La perte d’un époux ne va point sans soupirs.
On fait beaucoup de bruit, et puis on se console.
Sur les ailes du Temps la tristesse s’envole ;
Le Temps ramène les plaisirs.
Entre la Veuve d’une année
Et la veuve d’une journée
La différence est grande : on ne croirait jamais
Que ce fût la même personne.
L’une fait fuir les gens, et l’autre a mille attraits.
Aux soupirs vrais ou faux celle-là s’abandonne ;
C’est toujours même note et pareil entretien :
On dit qu’on est inconsolable ;
On le dit, mais il n’en est rien,
Comme on verra par cette Fable,
Ou plutôt par la vérité.
L’Epoux d’une jeune beauté
Partait pour l’autre monde. A ses côtés sa femme
Lui criait : Attends-moi, je te suis ; et mon âme,
Aussi bien que la tienne, est prête à s’envoler.
Le Mari fait seul le voyage.
La Belle avait un père, homme prudent et sage :
Il laissa le torrent couler.
A la fin, pour la consoler,
Ma fille, lui dit-il, c’est trop verser de larmes :
Qu’a besoin le défunt que vous noyiez vos charmes ?
Puisqu’il est des vivants, ne songez plus aux morts.
Je ne dis pas que tout à l’heure
Une condition meilleure
Change en des noces ces transports ;
Mais, après certain temps, souffrez qu’on vous propose
Un époux beau, bien fait, jeune, et tout autre chose
Que le défunt.- Ah ! dit-elle aussitôt,
Un Cloître est l’époux qu’il me faut.
Le père lui laissa digérer sa disgrâce.
Un mois de la sorte se passe.
L’autre mois on l’emploie à changer tous les jours
Quelque chose à l’habit, au linge, à la coiffure.
Le deuil enfin sert de parure,
En attendant d’autres atours.
Toute la bande des Amours
Revient au colombier : les jeux, les ris, la danse,
Ont aussi leur tour à la fin.
On se plonge soir et matin
Dans la fontaine de Jouvence.
Le Père ne craint plus ce défunt tant chéri ;
Mais comme il ne parlait de rien à notre Belle :
Où donc est le jeune mari
Que vous m’avez promis ? dit-elle.

Exemple d’un plan de commentaire avec introduction et conclusion de La jeune veuve, Livre VI, fable 21, La Fontaine, 1668.

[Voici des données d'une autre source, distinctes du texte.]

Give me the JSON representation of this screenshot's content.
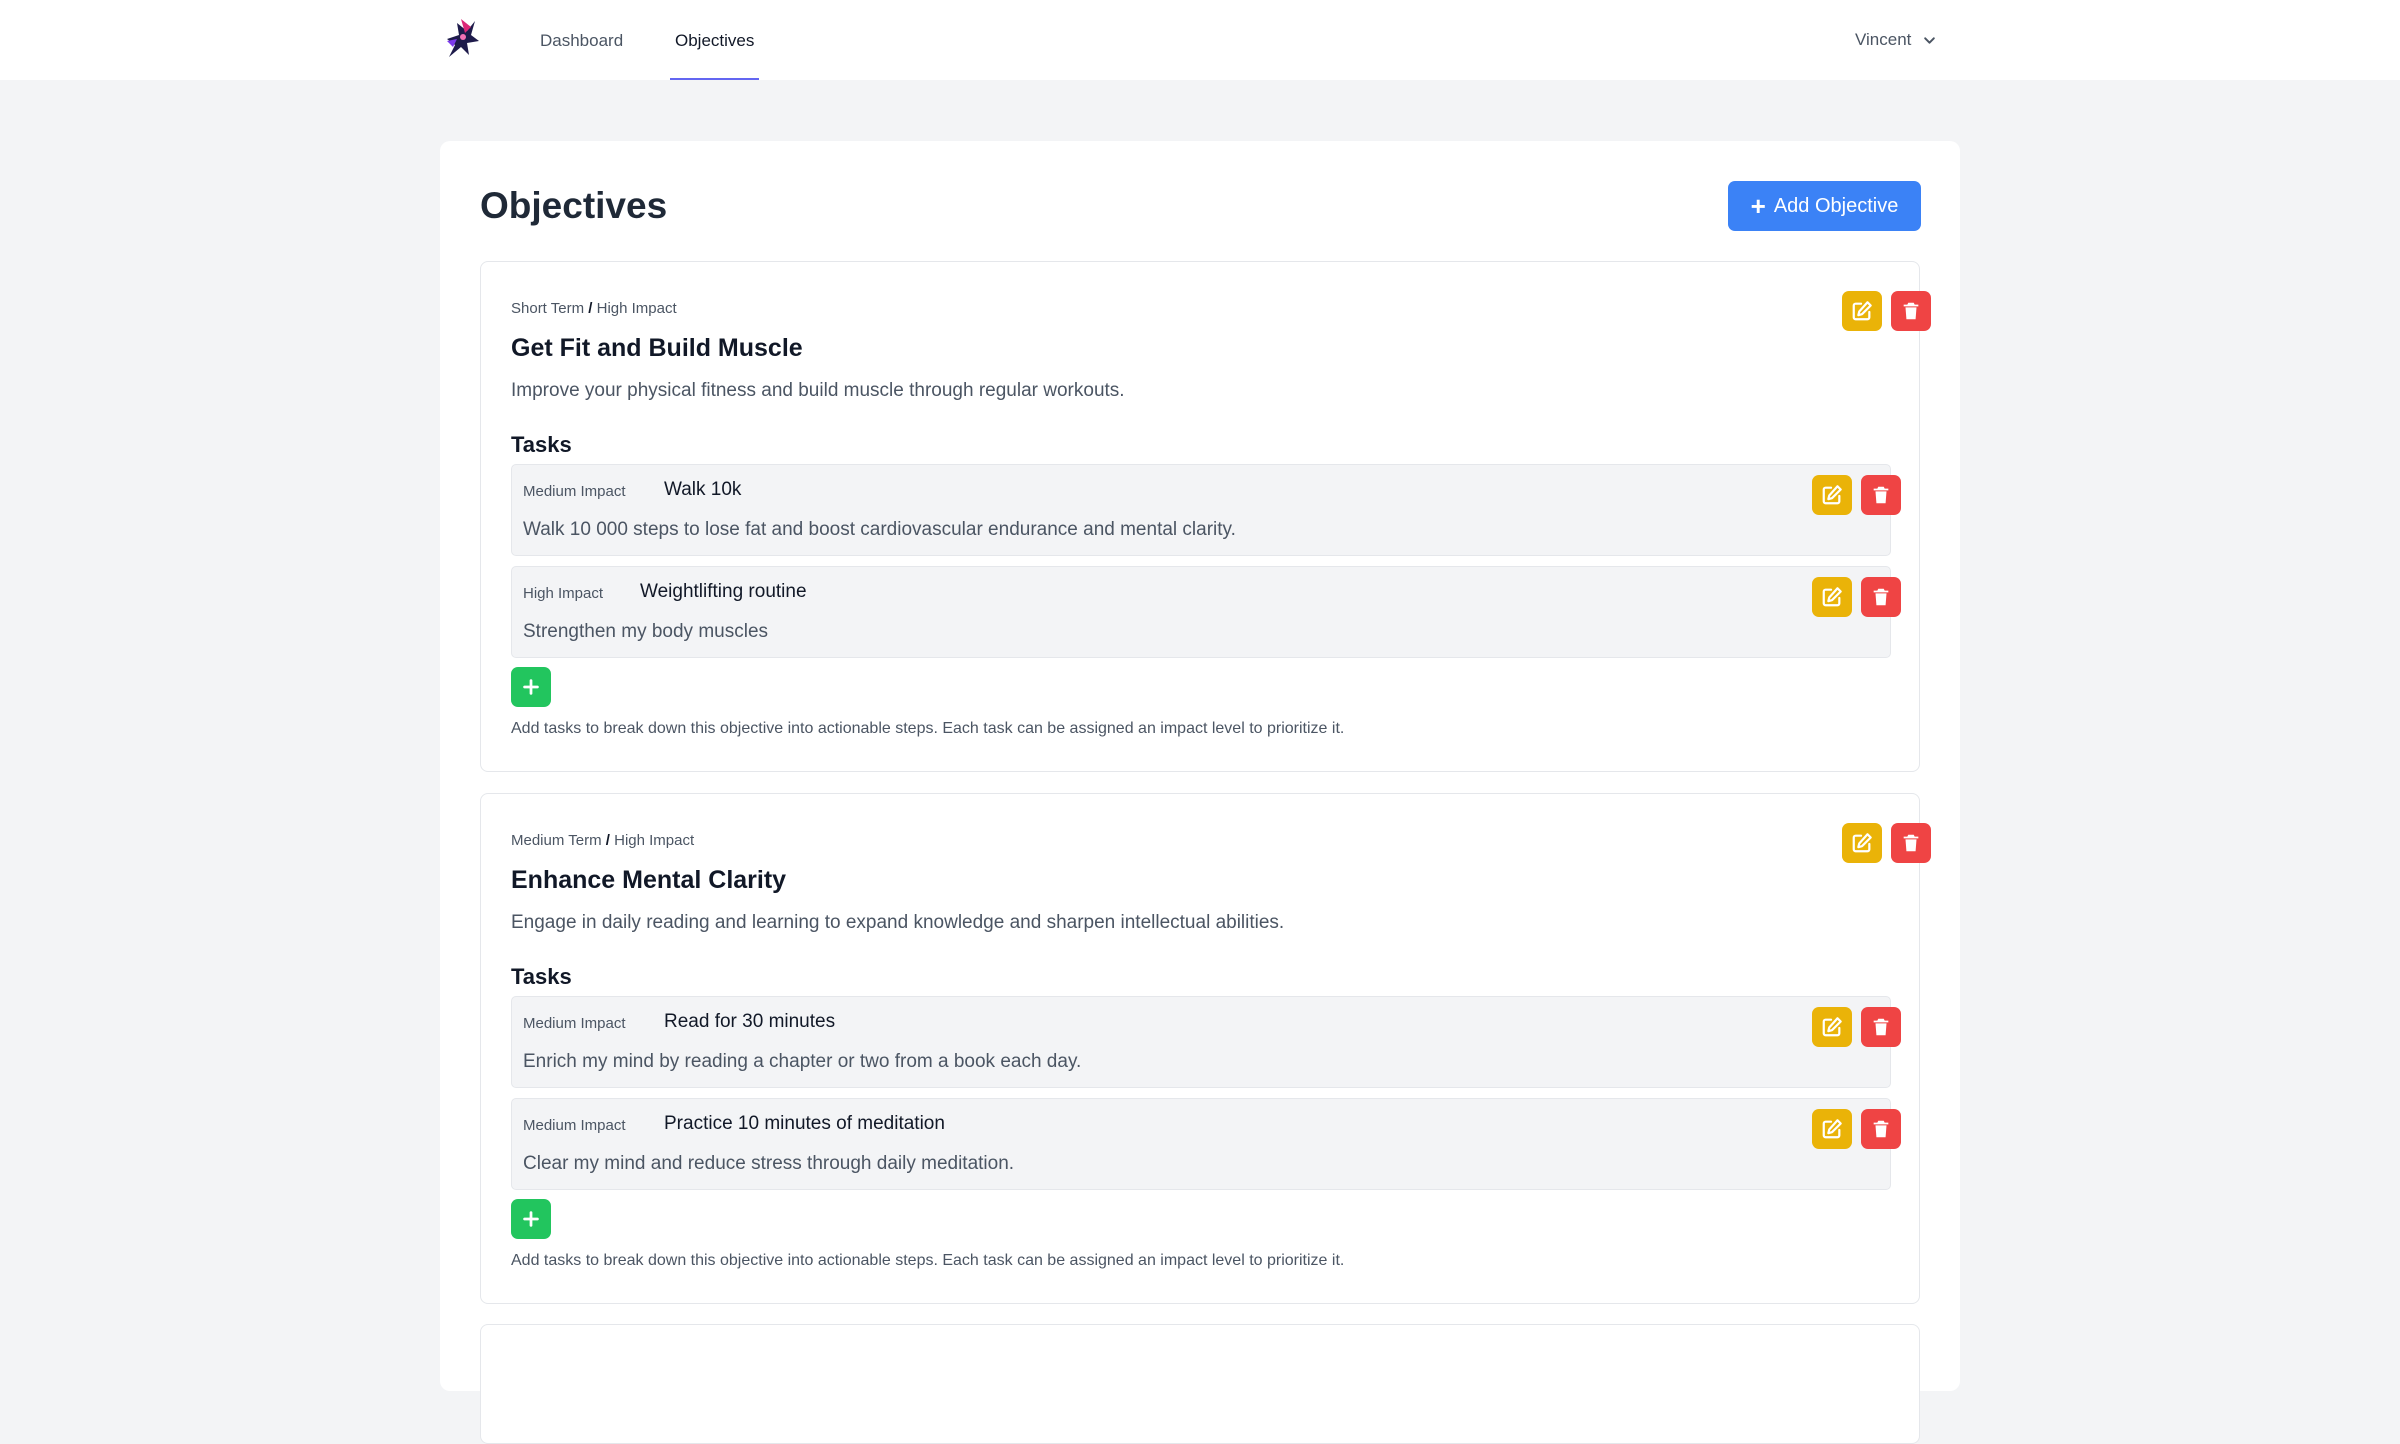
{
  "nav": {
    "items": [
      {
        "label": "Dashboard"
      },
      {
        "label": "Objectives"
      }
    ],
    "user": "Vincent"
  },
  "page": {
    "title": "Objectives",
    "add_objective_label": "Add Objective"
  },
  "objectives": [
    {
      "term": "Short Term",
      "impact": "High Impact",
      "title": "Get Fit and Build Muscle",
      "description": "Improve your physical fitness and build muscle through regular workouts.",
      "tasks_heading": "Tasks",
      "tasks": [
        {
          "impact": "Medium Impact",
          "title": "Walk 10k",
          "description": "Walk 10 000 steps to lose fat and boost cardiovascular endurance and mental clarity."
        },
        {
          "impact": "High Impact",
          "title": "Weightlifting routine",
          "description": "Strengthen my body muscles"
        }
      ],
      "helper": "Add tasks to break down this objective into actionable steps. Each task can be assigned an impact level to prioritize it."
    },
    {
      "term": "Medium Term",
      "impact": "High Impact",
      "title": "Enhance Mental Clarity",
      "description": "Engage in daily reading and learning to expand knowledge and sharpen intellectual abilities.",
      "tasks_heading": "Tasks",
      "tasks": [
        {
          "impact": "Medium Impact",
          "title": "Read for 30 minutes",
          "description": "Enrich my mind by reading a chapter or two from a book each day."
        },
        {
          "impact": "Medium Impact",
          "title": "Practice 10 minutes of meditation",
          "description": "Clear my mind and reduce stress through daily meditation."
        }
      ],
      "helper": "Add tasks to break down this objective into actionable steps. Each task can be assigned an impact level to prioritize it."
    }
  ],
  "colors": {
    "primary": "#3b82f6",
    "edit": "#eab308",
    "delete": "#ef4444",
    "add": "#22c55e",
    "nav_active": "#6366f1"
  },
  "icons": {
    "edit": "edit-icon",
    "delete": "trash-icon",
    "add": "plus-icon",
    "user_menu": "chevron-down-icon",
    "logo": "logo-icon"
  }
}
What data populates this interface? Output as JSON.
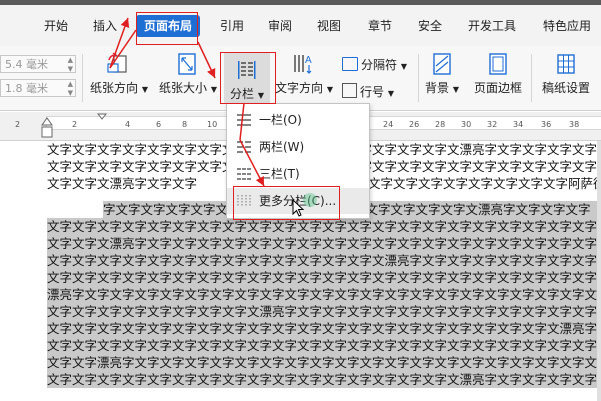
{
  "tabs": [
    "开始",
    "插入",
    "页面布局",
    "引用",
    "审阅",
    "视图",
    "章节",
    "安全",
    "开发工具",
    "特色应用"
  ],
  "ribbon": {
    "inputs": [
      "5.4 毫米",
      "1.8 毫米"
    ],
    "orientation": "纸张方向",
    "size": "纸张大小",
    "columns": "分栏",
    "text_direction": "文字方向",
    "separator": "分隔符",
    "line_numbers": "行号",
    "background": "背景",
    "page_border": "页面边框",
    "draft_settings": "稿纸设置"
  },
  "ruler": [
    "2",
    "2",
    "4",
    "6",
    "8",
    "10",
    "12",
    "24",
    "26",
    "28",
    "30",
    "32",
    "34",
    "36",
    "38"
  ],
  "dropdown": {
    "one": "一栏(O)",
    "two": "两栏(W)",
    "three": "三栏(T)",
    "more": "更多分栏(C)..."
  },
  "doc": {
    "l1": "文字文字文字文字文字文字文字文字文字文字文字文字文字文字文字文字文漂亮字文字文字文字文字文字",
    "l2": "文字文字文字文字文字文字文字文字文字文字文字文字文字文字文字文字文字文字文字文字文字文字文字",
    "l3a": "文字文字文漂亮字文字文字",
    "l3b": "文字文字文字文字文字文字文字文字阿萨德.",
    "l4": "字文字文字文字文字文字文字文字文字文字文字文字文字文字文字文漂亮字文字文字文字",
    "l5": "文字文字文字文字文字文字文字文字文字文字文字文字文字文字文字文字文字文字文字文字文字文字文字",
    "l6": "文字文字文漂亮字文字文字文字文字文字文字文字文字文字文字文字文字文字文字文字文字文字文字文字",
    "l7": "文字文字文字文字文字文字文字文字文字文字文字文字文字文漂亮字文字文字文字文字文字文字文字文字",
    "l8": "文字文字文字文字文字文字文字文字文字文字文字文字文字文字文字文字文字文字文字文字文字文字文字",
    "l9": "漂亮字文字文字文字文字文字文字文字文字文字文字文字文字文字文字文字文字文字文字文字文字文字",
    "l10": "文字文字文字文字文字文字文字文字文漂亮字文字文字文字文字文字文字文字文字文字文字文字文字文字",
    "l11": "文字文字文字文字文字文字文字文字文字文字文字文字文字文字文字文字文字文字文字文字文漂亮字文字",
    "l12": "文字文字文字文字文字文字文字文字文字文字文字文字文字文字文字文字文字文字文字文字文字文字文字",
    "l13": "文字文字漂亮字文字文字文字文字文字文字文字文字文字文字文字文字文字文字文字文字文字文字文字"
  }
}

(ceci n’est qu’un exemple, et évidemment pas un modèle. Votre réflexion personnelle peut mener à d’autres pistes de lecture)

 

Introduction :

 

La Fontaine, grande figure du classicisme, remet au goût du jour le genre de la Fable au XVIIème siècle, en s’inspirant des Anciens, notamment d’Esope et de Phèdre. Dédicacées au Dauphin (l’héritier de Louis XIV), il utilise souvent le monde animal pour dénoncer les injustices de son temps. La forme de la fable correspond parfaitement l’idéal classique de brièveté, et du « plaire et instruire ». (contexte littéraire et auteur).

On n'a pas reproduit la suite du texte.